Monday, 14 May 2012

Money illusion

Money illusion

Definition: Money illusion is the mistaken belief that money is stable in real value over time.

Money illusion is primarily evident in low inflation countries. In hyperinflationary countries there is absolutely no money illusion as far as the hyperinflationary national currency is concerned. Everyone knows as a fact that the local hyperinflationary currency loses real value day by day and even hour by hour. In low inflationary economies people are vaguely aware that money loses real value over a long period of time. Money in a low inflationary economy is often used as if its real value is completely stable over the short term. That is money illusion.

Money illusion is evident everywhere in low inflationary economies. TV presenters reporting on historical events regularly quote Historical Cost values as the most natural thing to do. For example: ‘Marble Arch was built for 10 000 Pounds’ a TV reporter may state with sincere knowledge that his audience is being well entertained with correct facts and figures. It is a figure very difficult to instantaneously value today. 10 000 British Pounds may have been the original cost in historical terms but we live today and absolutely no–one can immediately imagine what the construction cost of Marble Arch is in current terms. It is the same as saying that something cost one Pound 300 years ago. It is impossible to immediately value it now. We live now and not 300 years in the past. We do not know what some–one bought for a Pound 300 years ago. People in the United Kingdom know what a person can buy for one Pound now – and the Pound’s real value changes day by day within the UK economy as indicated by the change in the UK Daily CPI.

Companies report an unending stream of information about their performance and results. Sales increased by eight per cent over last year’s figures, for example. These are normally nominal rates. A person has to remember the inflation rate for last year and mentally adjust the reported figures to real rates to understand what the real rate of increase or decrease was.

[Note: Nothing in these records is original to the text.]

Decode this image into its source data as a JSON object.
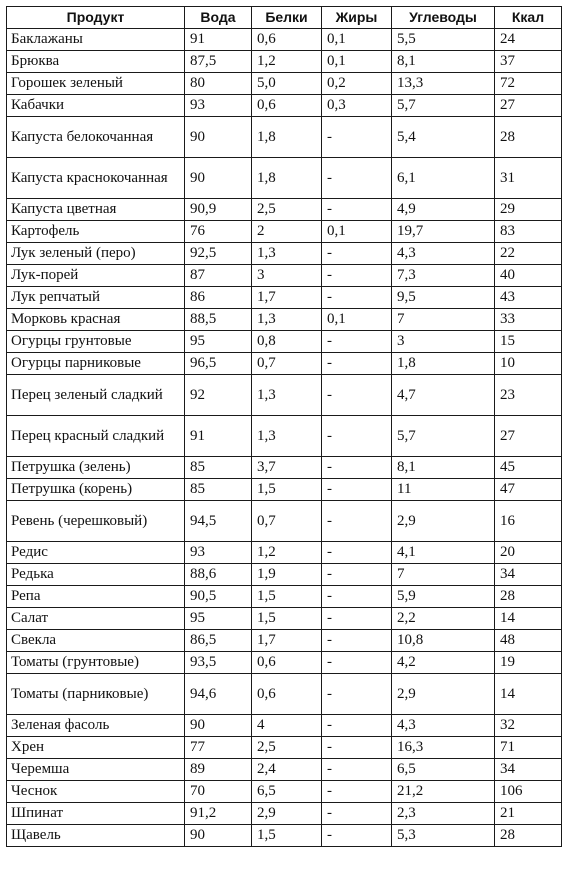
{
  "table": {
    "headers": [
      "Продукт",
      "Вода",
      "Белки",
      "Жиры",
      "Углеводы",
      "Ккал"
    ],
    "rows": [
      [
        "Баклажаны",
        "91",
        "0,6",
        "0,1",
        "5,5",
        "24"
      ],
      [
        "Брюква",
        "87,5",
        "1,2",
        "0,1",
        "8,1",
        "37"
      ],
      [
        "Горошек зеленый",
        "80",
        "5,0",
        "0,2",
        "13,3",
        "72"
      ],
      [
        "Кабачки",
        "93",
        "0,6",
        "0,3",
        "5,7",
        "27"
      ],
      [
        "Капуста белокочанная",
        "90",
        "1,8",
        "-",
        "5,4",
        "28"
      ],
      [
        "Капуста краснокочанная",
        "90",
        "1,8",
        "-",
        "6,1",
        "31"
      ],
      [
        "Капуста цветная",
        "90,9",
        "2,5",
        "-",
        "4,9",
        "29"
      ],
      [
        "Картофель",
        "76",
        "2",
        "0,1",
        "19,7",
        "83"
      ],
      [
        "Лук зеленый (перо)",
        "92,5",
        "1,3",
        "-",
        "4,3",
        "22"
      ],
      [
        "Лук-порей",
        "87",
        "3",
        "-",
        "7,3",
        "40"
      ],
      [
        "Лук репчатый",
        "86",
        "1,7",
        "-",
        "9,5",
        "43"
      ],
      [
        "Морковь красная",
        "88,5",
        "1,3",
        "0,1",
        "7",
        "33"
      ],
      [
        "Огурцы грунтовые",
        "95",
        "0,8",
        "-",
        "3",
        "15"
      ],
      [
        "Огурцы парниковые",
        "96,5",
        "0,7",
        "-",
        "1,8",
        "10"
      ],
      [
        "Перец зеленый сладкий",
        "92",
        "1,3",
        "-",
        "4,7",
        "23"
      ],
      [
        "Перец красный сладкий",
        "91",
        "1,3",
        "-",
        "5,7",
        "27"
      ],
      [
        "Петрушка (зелень)",
        "85",
        "3,7",
        "-",
        "8,1",
        "45"
      ],
      [
        "Петрушка (корень)",
        "85",
        "1,5",
        "-",
        "11",
        "47"
      ],
      [
        "Ревень (черешковый)",
        "94,5",
        "0,7",
        "-",
        "2,9",
        "16"
      ],
      [
        "Редис",
        "93",
        "1,2",
        "-",
        "4,1",
        "20"
      ],
      [
        "Редька",
        "88,6",
        "1,9",
        "-",
        "7",
        "34"
      ],
      [
        "Репа",
        "90,5",
        "1,5",
        "-",
        "5,9",
        "28"
      ],
      [
        "Салат",
        "95",
        "1,5",
        "-",
        "2,2",
        "14"
      ],
      [
        "Свекла",
        "86,5",
        "1,7",
        "-",
        "10,8",
        "48"
      ],
      [
        "Томаты (грунтовые)",
        "93,5",
        "0,6",
        "-",
        "4,2",
        "19"
      ],
      [
        "Томаты (парниковые)",
        "94,6",
        "0,6",
        "-",
        "2,9",
        "14"
      ],
      [
        "Зеленая фасоль",
        "90",
        "4",
        "-",
        "4,3",
        "32"
      ],
      [
        "Хрен",
        "77",
        "2,5",
        "-",
        "16,3",
        "71"
      ],
      [
        "Черемша",
        "89",
        "2,4",
        "-",
        "6,5",
        "34"
      ],
      [
        "Чеснок",
        "70",
        "6,5",
        "-",
        "21,2",
        "106"
      ],
      [
        "Шпинат",
        "91,2",
        "2,9",
        "-",
        "2,3",
        "21"
      ],
      [
        "Щавель",
        "90",
        "1,5",
        "-",
        "5,3",
        "28"
      ]
    ]
  }
}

Money illusion is very common in our low inflationary economies. Another example: The BBC ran a program about the fantastic E–Type Jaguar. The presenter stated that one of the many reasons why the E–type Jag – the best car ever, according to the presenter – was such a success, was its original nominal price of 2 500 Pounds at the time of its first introduction into the market. Towards the end of the program it is then stated that a number of years later these same original E–Type Jags sold at a nominal price at that time of 25 000 Pounds. It is thus implied to be 10 times more than the original price of 2 500 Pounds. In nominal terms, yes. We all agree. Certainly not in real terms and we are interested in real values. Nominal profits – however fantastic they may look – are misleading the longer the time period and the higher the rate of inflation or hyperinflation in the transaction currency during the time period involved.

In this example we are all led to believe that the E–Type Jag was sold at a real value 10 times its original real value. It is notorious money illusion at work. The real value in a sale like that certainly would not be 10 times the original real value once the original nominal price is adjusted for the effect of inflation on the British Pound over the years in question.

Money illusion is so pervasive in our low inflation societies that we do not even notice it any more. It is a complete state of mind – a way of thinking.

We have to stop thinking in nominal terms and start thinking in real terms. As long as there is inflation in an economy, the national currency created and used in that inflationary economy is not a store of perfectly stable real value. It is a store of decreasing real value. Money is losing real value all the time when an economy is in a state of inflation. Two per cent annual inflation is not price stability. Two per cent annual inflation is a high degree of price stability. It is some countries´ definition of price stability. All currently existing bank notes and coins will actually be completely worthless sometime in the future when an economy remains in an inflationary mode for a long enough period of time.

In a hyperinflationary economy notes become worthless very quickly. I saw 100 Kwanza notes lying in the street in 1996. The street boys would not even pick them up when hyperinflation in Angola was 3200 per cent per annum while they would fight to pick up a One USD note. In 2010 I held a 100 Trillion Zimbabwe Dollar note which landed up in Portugal via various family connections. It was also worth nothing just like the 100 Kwanza notes lying in the street in Luanda in 1996.

Money developed upon the mistaken belief that it is stable – as in fixed – in real value in the short to medium term in economies with low inflation. The term stable money is seen as meaning that money’s real value stays intact over the short to medium term in low inflationary economies. Money illusion is still very evident today in most economies in money, other monetary items and constant real value non–monetary items that are mistakenly considered to be monetary items under the Historical Cost paradigm, for example, trade debtors, trade creditors, dividends payable, dividends receivable, taxes payable, taxes receivable, etc.